Contudo, o caput do artigo 58 da Lei no 11.101 ressalva que o plano será aprovado caso “cumpridas as exigências desta Lei”. Assim, abre-se a porta para que o Poder Judiciário realize o controle de legalidade da recuperação judicial, com a autorização para intervir em sua aprovação caso observe o descumprimento das condições legais impostas. Este é o entendimento majoritário da doutrina. Embora seja a Assembleia soberana, não sendo o Ministério Público ou o Poder Judiciário competente para adentrar o mérito do plano, “o juiz exerce o controle de legalidade ou legitimidade das deliberações da Assembleia, não um controle de mérito. As deliberações da Assembleia não precisam ser motivadas, sendo tomadas de acordo com critérios de conveniência ou oportunidade”4.

No Recurso Especial n° 1.532.943, a Terceira Turma do Tribunal da Cidadania assentou que a análise de legalidade não implica a análise da viabilidade econômica da empresa e tampouco fere a soberania da assembleia geral de credores em aprovar a recuperação, ao entendimento de que o controle realizado pelo Poder Judiciário orienta-se pela validade das manifestações de vontade e pela licitude das providências adotadas, observando-se o cumprimento das normas necessárias.

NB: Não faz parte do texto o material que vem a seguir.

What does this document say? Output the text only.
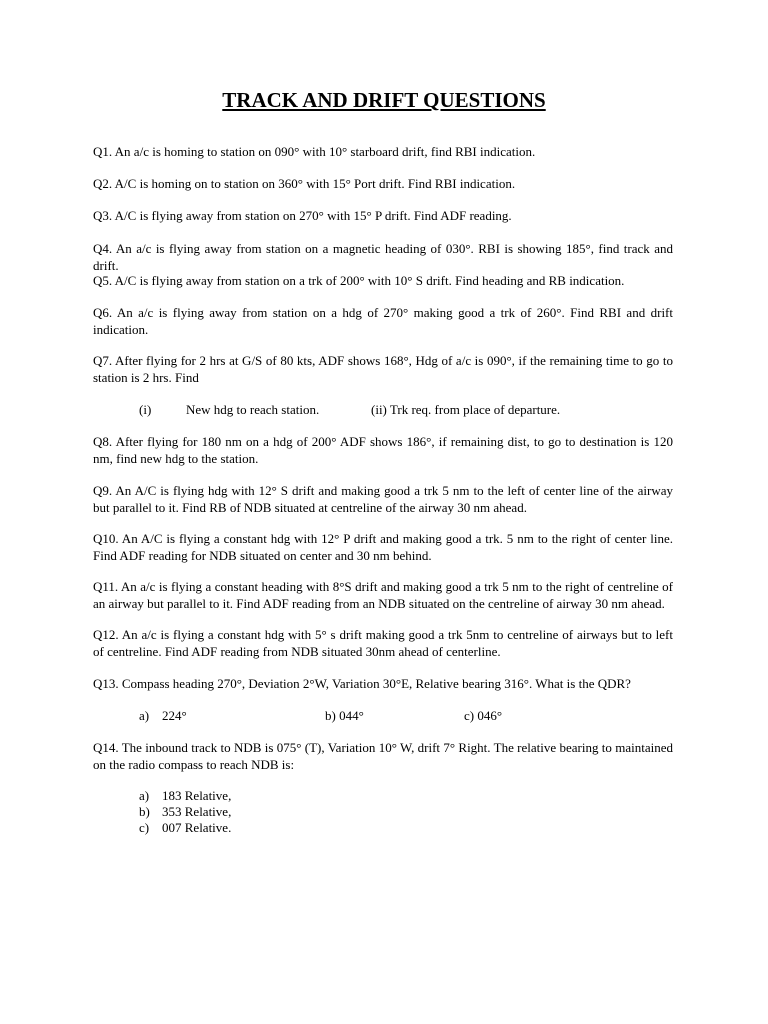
TRACK AND DRIFT QUESTIONS

Q1. An a/c is homing to station on 090° with 10° starboard drift, find RBI indication.

Q2. A/C is homing on to station on 360° with 15° Port drift. Find RBI indication.

Q3. A/C is flying away from station on 270° with 15° P drift. Find ADF reading.

Q4. An a/c is flying away from station on a magnetic heading of 030°. RBI is showing 185°, find track and drift.

Q5. A/C is flying away from station on a trk of 200° with 10° S drift. Find heading and RB indication.

Q6. An a/c is flying away from station on a hdg of 270° making good a trk of 260°. Find RBI and drift indication.

Q7. After flying for 2 hrs at G/S of 80 kts, ADF shows 168°, Hdg of a/c is 090°, if the remaining time to go to station is 2 hrs. Find

(i)	New hdg to reach station.	(ii) Trk req. from place of departure.

Q8. After flying for 180 nm on a hdg of 200° ADF shows 186°, if remaining dist, to go to destination is 120 nm, find new hdg to the station.

Q9. An A/C is flying hdg with 12° S drift and making good a trk 5 nm to the left of center line of the airway but parallel to it. Find RB of NDB situated at centreline of the airway 30 nm ahead.

Q10. An A/C is flying a constant hdg with 12° P drift and making good a trk. 5 nm to the right of center line. Find ADF reading for NDB situated on center and 30 nm behind.

Q11. An a/c is flying a constant heading with 8°S drift and making good a trk 5 nm to the right of centreline of an airway but parallel to it. Find ADF reading from an NDB situated on the centreline of airway 30 nm ahead.

Q12. An a/c is flying a constant hdg with 5° s drift making good a trk 5nm to centreline of airways but to left of centreline. Find ADF reading from NDB situated 30nm ahead of centerline.

Q13. Compass heading 270°, Deviation 2°W, Variation 30°E, Relative bearing 316°. What is the QDR?

a) 224°	b) 044°	c) 046°

Q14. The inbound track to NDB is 075° (T), Variation 10° W, drift 7° Right. The relative bearing to maintained on the radio compass to reach NDB is:

a) 183 Relative,
b) 353 Relative,
c) 007 Relative.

O voto do relator, i. Ministro Marco Aurélio Bellizze, soube diferenciar com exatidão as funções exercidas pela assembleia geral de credores, a quem competiria “analisar, a um só tempo, a viabilidade econômica da empresa, assim como da consecução da proposta apresentada”, enquanto o Judiciário trataria da “validade das manifestações expendidas e, naturalmente, preservar os efeitos legais das normas que se revelarem cogentes”. Se verificadas irregularidades, o magistrado encontraria respaldo para intervir. Partindo da possibilidade do controle judicial em tese, o Ministro debruçou-se sobre o caso concreto para afastar a restrição imposta pelas instâncias precedentes.

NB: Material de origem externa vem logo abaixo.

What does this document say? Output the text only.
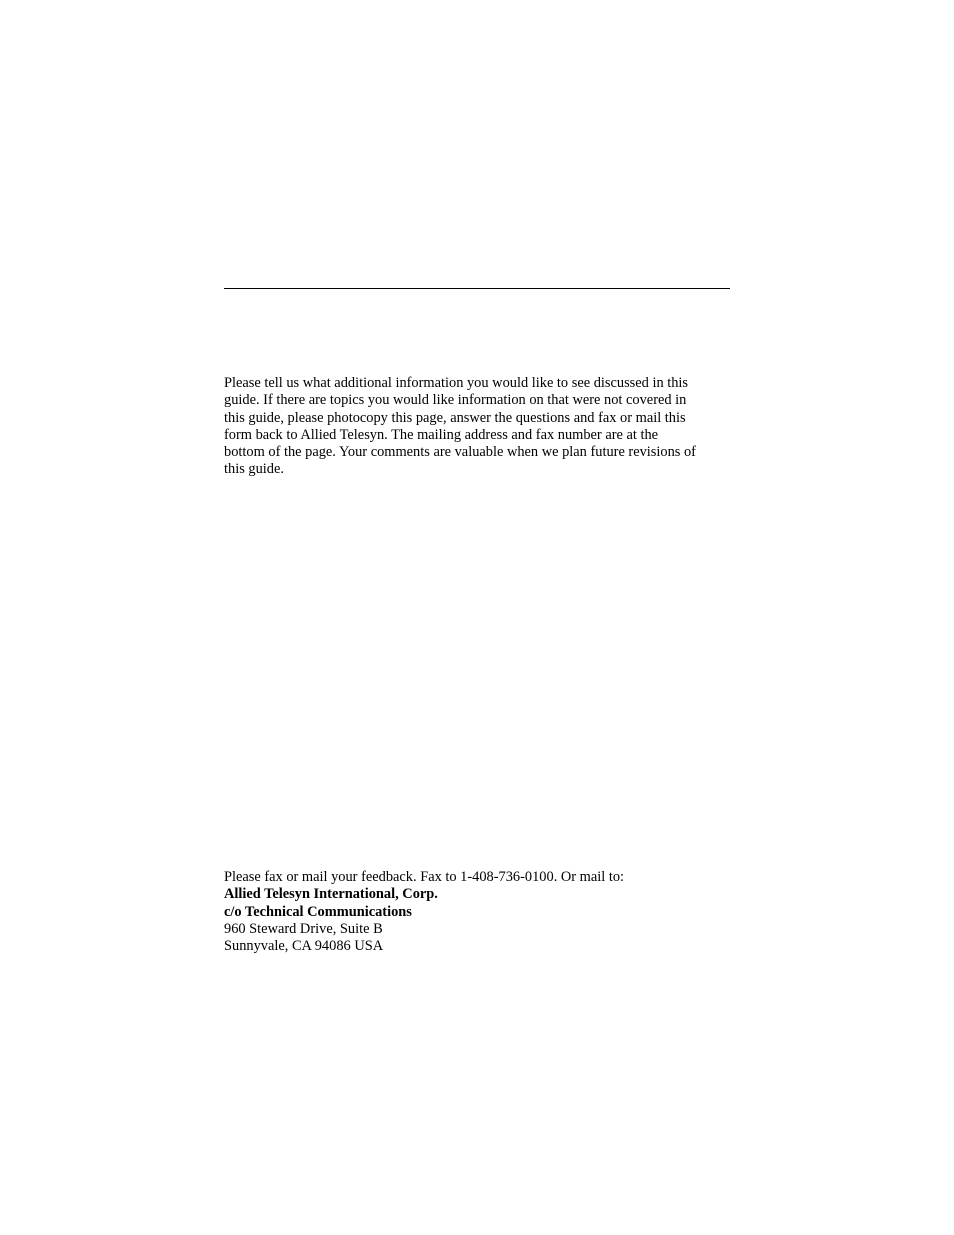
Please tell us what additional information you would like to see discussed in this
guide. If there are topics you would like information on that were not covered in
this guide, please photocopy this page, answer the questions and fax or mail this
form back to Allied Telesyn. The mailing address and fax number are at the
bottom of the page. Your comments are valuable when we plan future revisions of
this guide.

Please fax or mail your feedback. Fax to 1-408-736-0100. Or mail to:
Allied Telesyn International, Corp.
c/o Technical Communications
960 Steward Drive, Suite B
Sunnyvale, CA 94086 USA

De acordo com o Relator, acompanhado pelos Ministros Moura Ribeiro e Paulo de Tarso Sanseverino, a cláusula de supressão de todas as garantias fidejussórias e reais prevista no plano de recuperação judicial fora devidamente legitimada na assembleia geral, pelo que vincularia todos os credores titulares de tais garantias. O artigo 49, §2o, da Lei teria o condão de autorizar o plano de recuperação judicial dispor sobre as garantias de modo diverso das condições inicialmente contratadas, substituindo ou até mesmo extinguindo as garantias ajustadas em primeiro lugar. Vez que a cláusula foi aprovada sem qualquer ressalva pela assembleia, atendendo-se ao quórum previsto no artigo 45 da Lei, “tem-se absolutamente descabido restringir a supressão das garantias reais e fidejussórias. Se todos os credores fizeram-se presentes mediante as respectivas classes, anuíram com o plano de recuperação judicial aprovado.

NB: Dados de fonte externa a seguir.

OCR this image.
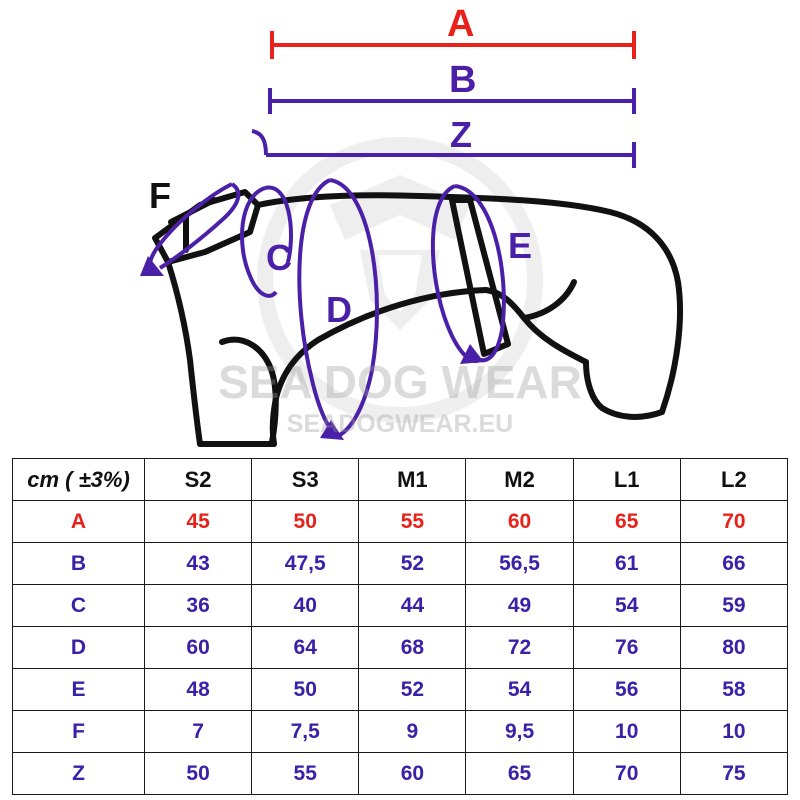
SEA DOG WEAR
SEADOGWEAR.EU
A
B
Z
C
D
E
F
cm ( ±3%)	S2	S3	M1	M2	L1	L2
A	45	50	55	60	65	70
B	43	47,5	52	56,5	61	66
C	36	40	44	49	54	59
D	60	64	68	72	76	80
E	48	50	52	54	56	58
F	7	7,5	9	9,5	10	10
Z	50	55	60	65	70	75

Restou vencido o Ministro João Otávio de Noronha, para quem a cláusula seria contrária ao que prevê a legislação de regência e orientação jurisprudencial consolidada. A partir do princípio da preservação da empresa e da segurança jurídica, manteve a ressalva feita pelo Tribunal de Justiça estadual sob o argumento de que “o aplicador do Direito deve estar atento à finalidade da norma e assegurar a máxima efetividade da tutela do interesse por meio dela regulada”. In casu, não haveria fundamento jurídico para um plano de recuperação de empresa que previsse a supressão de todas as garantias dos credores.

A divergência, portanto, instaurou-se em relação à legalidade da cláusula aprovada pela Assembleia Geral, mas havendo convergência no escopo de atuação do Poder Judiciário na recuperação judicial: descumprimento dos requisitos legais.

Idêntica foi a decisão da Quarta Turma do Tribunal, acolhendo por unanimidade voto do Ministro Luís Felipe Salomão no Recurso Especial no 1.359.311 que desproveu o apelo interposto com fundamento na inviabilidade financeira do plano de recuperação. Para o i. Relator, o controle de legalidade do plano de recuperação judicial aborda a fraude ou o abuso de direito, mas não a viabilidade econômica. O magistrado não teria a expertise necessária para rever plano já submetido ao crivo positivo dos credores em assembleia. As projeções de sucesso da empreitada e os graus de tolerância obrigacional recíproca entre credores e devedores não seriam questões propriamente jurídicas, devendo quedar-se na seara negocial e econômica da recuperação judicial.

O entendimento firmado no REsp no1.532.943/MT está alinhado à Lei n° 11.101, cujo artigo 75 consagrou a vocação da recuperação “à satisfação dos interesses dos credores (…) mediante a preservação e otimização dos bens, ativos e recurso produtivos do devedor insolvente”. Assim, o papel do juiz na concessão da recuperação judicial deve limitar-se ao controle de legalidade dos atos, não adentrando no mérito, uma vez que os credores, principais interessados, devem gozar da maior autonomia negocial possível.

 

Notas________________________

1 Art. 49. Estão sujeitos à recuperação judicial todos os créditos existentes na data do pedido, ainda que não vencidos.

§ 1o Os credores do devedor em recuperação judicial conservam seus direitos e privilégios contra os coobrigados, fiadores e obrigados de regresso.

§ 2o As obrigações anteriores à recuperação judicial observarão as condições originalmente contratadas ou definidas em lei, inclusive no que diz respeito aos encargos, salvo se de modo diverso ficar estabelecido no plano de recuperação judicial.

Art. 59. O plano de recuperação judicial implica novação dos créditos anteriores ao pedido, e obriga o devedor e todos os credores a ele sujeitos, sem prejuízo das garantias, observado o disposto no § 1o do art. 50 desta Lei.

2 § 1o Na alienação de bem objeto de garantia real, a supressão da garantia ou sua substituição somente serão admitidas mediante aprovação expressa do credor titular da respectiva garantia.

3 Art. 58. Cumpridas as exigências desta Lei, o juiz concederá a recuperação judicial do devedor cujo plano não tenha sofrido objeção de credor nos termos do art. 55 desta Lei ou tenha sido aprovado pela assembléia-geral de credores na forma do art. 45 desta Lei.

4 FRANÇA, Erasmo Valladão A. e N. Da assembleia-geral de credores. In: SOUZA JUNIOR, Francisco Satiro; PITOMBO, Antônio Sérgio A. de Moraes (coord.). Comentários à lei de recuperação de empresas e falência: lei 11.101/2005. 2. ed. São Paulo: Revista dos Tribunais, 2007.